How the Biden campaign is expanding outreach: Biden’s campaign contends that they are making significant investments in courting Latino voters, including hiring targeted vote directors in 11 states, using Latino-run mail and polling firms to court voters, and running micro-targeted, bespoke ads that employ Mexican accents in Arizona, Cuban accents in Miami and Puerto Rican accents in Orlando and Tampa.
And the overarching issue facing the community right now, said Julie Chavez Rodriguez, a Biden campaign deputy campaign manager, is the ongoing coronavirus pandemic.
“The devastation that the community has seen both from a public health perspective and an economic perspective is one that has drastically impacted Latino voters in all of the battle ground states,” said Chavez Rodriguez. “The reality is over 25,000 Latinos have lost their lives as a result of Covid. The numbers didn’t have to be that high. … Those are the realities that I think Latinos are facing today.”

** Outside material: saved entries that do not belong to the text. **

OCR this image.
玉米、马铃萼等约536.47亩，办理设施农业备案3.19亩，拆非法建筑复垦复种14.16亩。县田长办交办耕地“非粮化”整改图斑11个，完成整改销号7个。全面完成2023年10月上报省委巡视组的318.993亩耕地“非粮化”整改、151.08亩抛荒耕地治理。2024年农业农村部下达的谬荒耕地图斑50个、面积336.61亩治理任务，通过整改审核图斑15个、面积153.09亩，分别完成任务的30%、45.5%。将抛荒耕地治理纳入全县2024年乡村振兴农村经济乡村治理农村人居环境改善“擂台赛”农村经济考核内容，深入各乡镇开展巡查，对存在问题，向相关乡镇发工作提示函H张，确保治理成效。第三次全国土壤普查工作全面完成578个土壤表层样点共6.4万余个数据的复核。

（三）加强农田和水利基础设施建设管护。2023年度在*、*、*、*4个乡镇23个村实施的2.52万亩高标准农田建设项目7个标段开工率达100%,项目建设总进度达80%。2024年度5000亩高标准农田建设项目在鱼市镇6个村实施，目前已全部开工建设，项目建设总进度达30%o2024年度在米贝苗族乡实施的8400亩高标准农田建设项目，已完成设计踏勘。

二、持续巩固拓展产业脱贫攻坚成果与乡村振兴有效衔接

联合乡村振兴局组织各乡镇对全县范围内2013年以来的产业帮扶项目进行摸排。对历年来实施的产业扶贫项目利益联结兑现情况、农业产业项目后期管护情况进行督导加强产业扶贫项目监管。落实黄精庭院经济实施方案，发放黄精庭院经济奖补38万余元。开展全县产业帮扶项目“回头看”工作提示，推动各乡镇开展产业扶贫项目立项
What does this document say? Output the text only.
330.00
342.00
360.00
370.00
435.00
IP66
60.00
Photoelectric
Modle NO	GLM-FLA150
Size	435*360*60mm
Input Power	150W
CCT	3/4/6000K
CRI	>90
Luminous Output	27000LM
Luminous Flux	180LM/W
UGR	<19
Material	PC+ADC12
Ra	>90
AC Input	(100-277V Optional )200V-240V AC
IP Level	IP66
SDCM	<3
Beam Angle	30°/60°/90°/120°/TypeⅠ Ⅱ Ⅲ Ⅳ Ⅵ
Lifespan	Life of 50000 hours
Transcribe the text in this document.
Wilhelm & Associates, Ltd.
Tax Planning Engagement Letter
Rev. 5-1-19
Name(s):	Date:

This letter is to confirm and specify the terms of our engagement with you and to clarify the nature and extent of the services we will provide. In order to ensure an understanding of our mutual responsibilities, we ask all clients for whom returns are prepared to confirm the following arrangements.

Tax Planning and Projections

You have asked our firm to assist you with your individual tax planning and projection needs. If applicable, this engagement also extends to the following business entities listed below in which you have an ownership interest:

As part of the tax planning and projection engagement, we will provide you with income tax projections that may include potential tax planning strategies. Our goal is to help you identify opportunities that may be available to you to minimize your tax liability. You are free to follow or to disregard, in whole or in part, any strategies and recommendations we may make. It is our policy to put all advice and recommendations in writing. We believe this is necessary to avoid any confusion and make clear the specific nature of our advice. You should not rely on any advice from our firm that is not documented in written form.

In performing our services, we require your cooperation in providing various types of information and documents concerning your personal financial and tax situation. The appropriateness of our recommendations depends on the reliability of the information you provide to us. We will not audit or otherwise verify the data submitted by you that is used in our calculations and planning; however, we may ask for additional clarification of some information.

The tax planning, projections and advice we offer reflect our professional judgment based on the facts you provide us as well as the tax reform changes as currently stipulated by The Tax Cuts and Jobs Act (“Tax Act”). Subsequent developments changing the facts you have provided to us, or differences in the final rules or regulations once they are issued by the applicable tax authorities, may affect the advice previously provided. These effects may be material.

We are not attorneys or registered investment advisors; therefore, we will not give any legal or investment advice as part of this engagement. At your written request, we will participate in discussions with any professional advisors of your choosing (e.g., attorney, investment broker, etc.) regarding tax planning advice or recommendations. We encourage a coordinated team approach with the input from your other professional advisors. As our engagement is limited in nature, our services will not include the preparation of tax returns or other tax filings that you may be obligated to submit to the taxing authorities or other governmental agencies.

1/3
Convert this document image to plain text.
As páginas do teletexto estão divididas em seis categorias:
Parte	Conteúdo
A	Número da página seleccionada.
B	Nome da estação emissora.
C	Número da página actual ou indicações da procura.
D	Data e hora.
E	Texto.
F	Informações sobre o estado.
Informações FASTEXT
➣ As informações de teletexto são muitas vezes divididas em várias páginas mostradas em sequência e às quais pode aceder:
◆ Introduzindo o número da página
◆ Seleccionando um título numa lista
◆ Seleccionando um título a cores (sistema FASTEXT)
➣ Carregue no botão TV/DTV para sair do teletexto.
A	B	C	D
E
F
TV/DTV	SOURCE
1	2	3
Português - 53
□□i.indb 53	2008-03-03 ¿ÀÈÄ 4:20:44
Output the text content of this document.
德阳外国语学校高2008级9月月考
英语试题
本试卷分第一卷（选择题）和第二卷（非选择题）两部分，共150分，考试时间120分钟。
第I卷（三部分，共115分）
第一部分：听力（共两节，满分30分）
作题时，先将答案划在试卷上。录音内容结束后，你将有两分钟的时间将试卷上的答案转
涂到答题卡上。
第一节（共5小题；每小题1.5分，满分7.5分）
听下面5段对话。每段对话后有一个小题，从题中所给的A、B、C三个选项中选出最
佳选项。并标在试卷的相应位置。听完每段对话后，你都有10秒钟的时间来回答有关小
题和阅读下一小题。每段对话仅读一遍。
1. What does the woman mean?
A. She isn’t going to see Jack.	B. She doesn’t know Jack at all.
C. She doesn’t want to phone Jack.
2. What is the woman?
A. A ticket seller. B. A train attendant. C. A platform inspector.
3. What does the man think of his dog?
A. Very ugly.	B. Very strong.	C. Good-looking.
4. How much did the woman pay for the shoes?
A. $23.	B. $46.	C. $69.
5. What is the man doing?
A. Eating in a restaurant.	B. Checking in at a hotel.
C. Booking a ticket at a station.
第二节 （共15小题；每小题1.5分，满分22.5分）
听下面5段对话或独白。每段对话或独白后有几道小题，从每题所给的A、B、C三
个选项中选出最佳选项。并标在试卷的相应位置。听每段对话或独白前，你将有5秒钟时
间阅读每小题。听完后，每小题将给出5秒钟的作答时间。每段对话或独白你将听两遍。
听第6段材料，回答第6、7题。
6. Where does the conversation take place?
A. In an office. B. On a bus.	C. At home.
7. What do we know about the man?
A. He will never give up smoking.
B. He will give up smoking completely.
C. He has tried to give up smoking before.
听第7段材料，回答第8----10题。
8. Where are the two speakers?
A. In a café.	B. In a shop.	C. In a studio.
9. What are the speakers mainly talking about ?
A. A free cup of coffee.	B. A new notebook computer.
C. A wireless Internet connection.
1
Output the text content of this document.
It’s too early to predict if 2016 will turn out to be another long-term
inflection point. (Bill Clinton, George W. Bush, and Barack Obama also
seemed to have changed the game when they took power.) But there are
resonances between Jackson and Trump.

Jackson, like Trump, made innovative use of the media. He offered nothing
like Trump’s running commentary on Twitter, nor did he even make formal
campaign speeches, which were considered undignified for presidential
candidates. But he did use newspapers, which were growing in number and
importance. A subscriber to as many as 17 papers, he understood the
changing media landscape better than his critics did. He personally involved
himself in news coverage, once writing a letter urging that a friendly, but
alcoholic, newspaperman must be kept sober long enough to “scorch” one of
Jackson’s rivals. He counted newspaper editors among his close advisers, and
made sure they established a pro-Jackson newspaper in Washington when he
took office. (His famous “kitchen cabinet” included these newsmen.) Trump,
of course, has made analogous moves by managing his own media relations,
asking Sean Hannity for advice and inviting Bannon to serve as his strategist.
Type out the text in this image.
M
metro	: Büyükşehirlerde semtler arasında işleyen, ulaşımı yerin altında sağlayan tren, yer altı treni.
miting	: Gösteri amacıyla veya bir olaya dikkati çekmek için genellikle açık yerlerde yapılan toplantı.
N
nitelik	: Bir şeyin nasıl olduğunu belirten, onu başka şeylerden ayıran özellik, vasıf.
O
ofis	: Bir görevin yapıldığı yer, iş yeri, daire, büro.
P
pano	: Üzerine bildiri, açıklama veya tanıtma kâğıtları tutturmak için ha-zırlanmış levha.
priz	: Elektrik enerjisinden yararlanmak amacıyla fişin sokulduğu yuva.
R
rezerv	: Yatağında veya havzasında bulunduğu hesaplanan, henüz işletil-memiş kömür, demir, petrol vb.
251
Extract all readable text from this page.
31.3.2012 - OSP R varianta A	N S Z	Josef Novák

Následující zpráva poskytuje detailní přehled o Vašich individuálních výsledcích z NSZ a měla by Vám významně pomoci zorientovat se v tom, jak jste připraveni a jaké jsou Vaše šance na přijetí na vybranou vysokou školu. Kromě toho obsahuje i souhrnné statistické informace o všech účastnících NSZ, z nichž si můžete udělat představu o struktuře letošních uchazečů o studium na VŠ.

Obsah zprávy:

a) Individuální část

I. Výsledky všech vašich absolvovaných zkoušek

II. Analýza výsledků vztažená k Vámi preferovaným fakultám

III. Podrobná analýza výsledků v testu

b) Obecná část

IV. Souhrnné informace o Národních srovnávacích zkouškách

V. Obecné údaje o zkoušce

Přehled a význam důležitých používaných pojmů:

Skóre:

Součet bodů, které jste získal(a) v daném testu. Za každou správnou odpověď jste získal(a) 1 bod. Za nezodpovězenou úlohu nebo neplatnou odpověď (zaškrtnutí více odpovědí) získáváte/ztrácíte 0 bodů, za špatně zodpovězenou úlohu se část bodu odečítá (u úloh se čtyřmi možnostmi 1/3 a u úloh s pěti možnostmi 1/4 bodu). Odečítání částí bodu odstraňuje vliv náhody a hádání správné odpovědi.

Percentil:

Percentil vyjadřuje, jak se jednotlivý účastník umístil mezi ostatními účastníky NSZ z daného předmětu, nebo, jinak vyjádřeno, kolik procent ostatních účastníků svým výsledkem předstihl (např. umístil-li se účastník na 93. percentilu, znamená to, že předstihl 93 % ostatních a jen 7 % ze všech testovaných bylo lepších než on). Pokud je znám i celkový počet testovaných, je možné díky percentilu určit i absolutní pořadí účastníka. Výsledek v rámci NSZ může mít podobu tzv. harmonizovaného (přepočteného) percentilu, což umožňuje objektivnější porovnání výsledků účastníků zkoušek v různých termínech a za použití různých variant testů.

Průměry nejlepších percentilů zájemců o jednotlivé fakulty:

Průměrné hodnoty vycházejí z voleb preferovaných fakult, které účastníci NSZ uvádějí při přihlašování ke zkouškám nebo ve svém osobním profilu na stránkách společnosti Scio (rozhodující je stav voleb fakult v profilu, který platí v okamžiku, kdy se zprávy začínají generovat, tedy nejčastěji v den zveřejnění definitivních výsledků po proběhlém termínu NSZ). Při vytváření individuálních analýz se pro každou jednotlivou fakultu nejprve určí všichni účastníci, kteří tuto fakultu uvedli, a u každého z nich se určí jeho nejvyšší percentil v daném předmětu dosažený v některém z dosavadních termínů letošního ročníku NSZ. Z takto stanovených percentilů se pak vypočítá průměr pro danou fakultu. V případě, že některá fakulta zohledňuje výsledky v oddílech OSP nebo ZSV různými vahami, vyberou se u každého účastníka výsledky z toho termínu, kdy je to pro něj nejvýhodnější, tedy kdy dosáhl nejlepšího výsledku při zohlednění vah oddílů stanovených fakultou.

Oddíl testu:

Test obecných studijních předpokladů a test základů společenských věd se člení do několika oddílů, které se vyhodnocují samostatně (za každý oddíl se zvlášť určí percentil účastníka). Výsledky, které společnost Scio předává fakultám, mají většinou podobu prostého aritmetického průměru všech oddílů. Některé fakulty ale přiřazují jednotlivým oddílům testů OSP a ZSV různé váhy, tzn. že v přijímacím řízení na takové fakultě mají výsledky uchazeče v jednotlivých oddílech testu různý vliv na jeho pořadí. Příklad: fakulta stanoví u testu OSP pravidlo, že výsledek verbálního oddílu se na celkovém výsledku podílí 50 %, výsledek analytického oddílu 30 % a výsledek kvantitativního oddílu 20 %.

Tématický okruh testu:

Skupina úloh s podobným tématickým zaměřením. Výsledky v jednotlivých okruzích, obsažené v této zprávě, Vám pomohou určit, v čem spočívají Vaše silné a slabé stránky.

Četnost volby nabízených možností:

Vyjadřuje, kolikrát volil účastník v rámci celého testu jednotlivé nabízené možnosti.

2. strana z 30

The campaign is also working to combat election disinformation, with organizers reporting that an array of wild, false conspiracy theories are being directed at Spanish-speaking voters, especially in battleground Florida.
Rodriguez said that the campaign is “seeing voter suppression at a whole new level,” so while the Trump campaign is actively reaching out to Latino voters, others are working to “keep folks from actually engaging in a critical election that has a huge impact.”
“It is really disturbing that some of those tactics are being used,” she said
But even Democrats close to Biden concede that it took the campaign a long time — because of the spread of the coronavirus and the campaign’s money issues early in the general election — to commit the needed resources to Latino outreach.